Gregory Allard blinked his grape green eyes, as if he were surprised at being spoken to in this way. “But you see it isn't just money I'd be cheated of. I'd be cheated of the real. So little in this world is real, is authentic; anything can be a copy of anything. I suppose one reason
one desires objects like these, by an artist one feels attached to because the attachment seems like a living thing. And so if that turned out to be a lie … Well, one would feel a terrible fool for being cheated of it.”

She instantly regretted what she'd said, remembering how disrespectfully his son had spoken. So he wasn't unused to being spoken to in this way, and the thought of being in some way like Ivo appalled her.
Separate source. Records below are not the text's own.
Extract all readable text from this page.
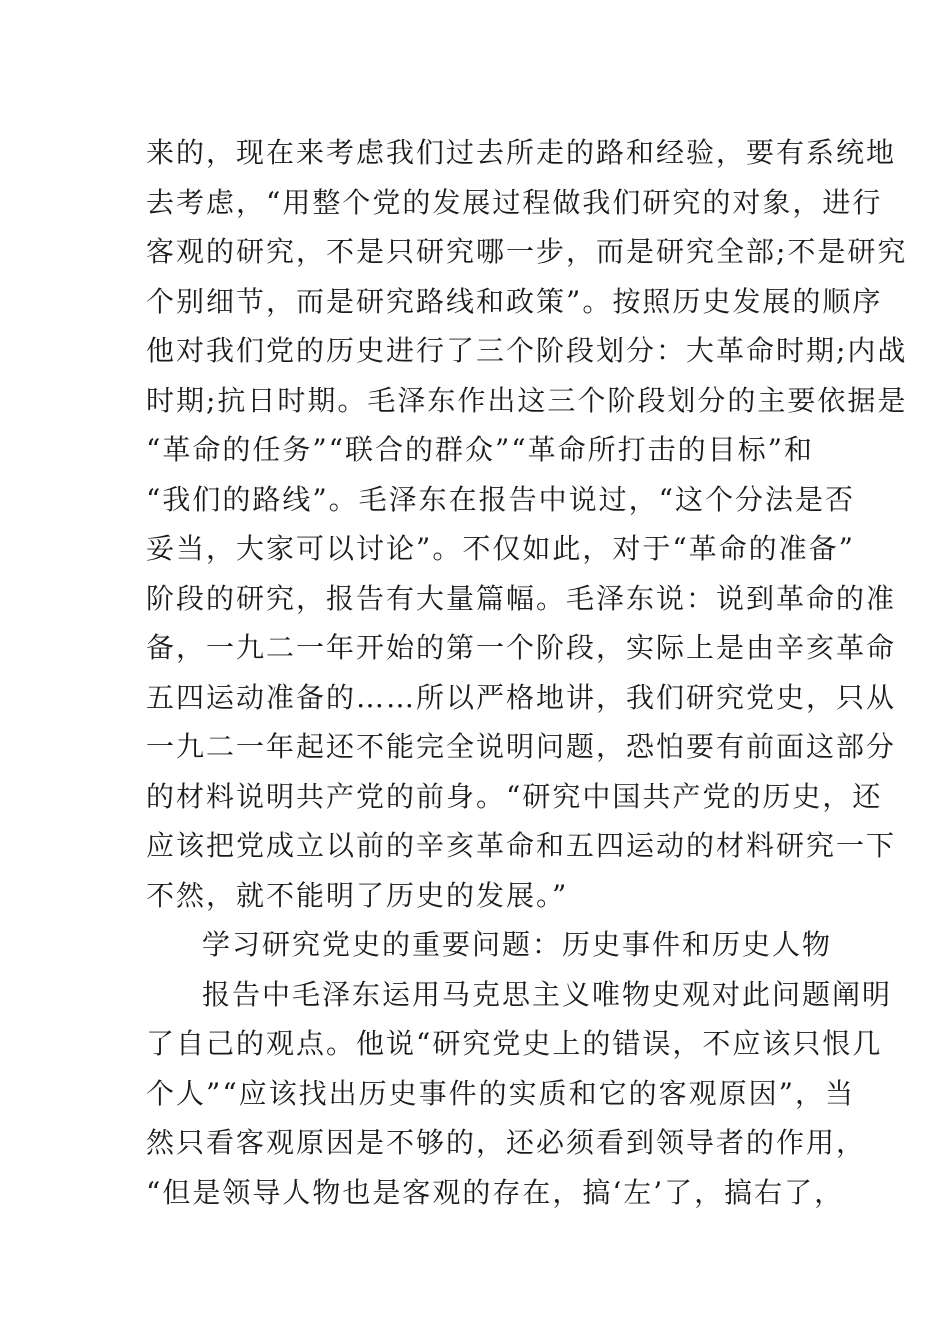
来的，现在来考虑我们过去所走的路和经验，要有系统地
去考虑，“用整个党的发展过程做我们研究的对象，进行
客观的研究，不是只研究哪一步，而是研究全部;不是研究
个别细节，而是研究路线和政策”。按照历史发展的顺序
他对我们党的历史进行了三个阶段划分：大革命时期;内战
时期;抗日时期。毛泽东作出这三个阶段划分的主要依据是
“革命的任务”“联合的群众”“革命所打击的目标”和
“我们的路线”。毛泽东在报告中说过，“这个分法是否
妥当，大家可以讨论”。不仅如此，对于“革命的准备”
阶段的研究，报告有大量篇幅。毛泽东说：说到革命的准
备，一九二一年开始的第一个阶段，实际上是由辛亥革命
五四运动准备的……所以严格地讲，我们研究党史，只从
一九二一年起还不能完全说明问题，恐怕要有前面这部分
的材料说明共产党的前身。“研究中国共产党的历史，还
应该把党成立以前的辛亥革命和五四运动的材料研究一下
不然，就不能明了历史的发展。”
学习研究党史的重要问题：历史事件和历史人物
报告中毛泽东运用马克思主义唯物史观对此问题阐明
了自己的观点。他说“研究党史上的错误，不应该只恨几
个人”“应该找出历史事件的实质和它的客观原因”，当
然只看客观原因是不够的，还必须看到领导者的作用，
“但是领导人物也是客观的存在，搞‘左’了，搞右了，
“Please forgive me, Mr. Allard. I had no right to speak as I did. It's all very new to me.”

“On the contrary, dear Theresa, and you must call me Gregory. You raise questions that I certainly ought to have thought about, but somehow never have. The question of what I'm paying for. What an extraordinary person you are, and now, stung a bit by your candor, I'm trying to discern whether you are extremely naïve or disproportionately wise for your years.”

“Perhaps I'm simply rude.”

“Believe me, my dear, I know rudeness when I encounter it. You were taken up by an idea, aroused by it, and what a rare thing that is. As a collector, I think a lot about rarity. And you are a rare person.”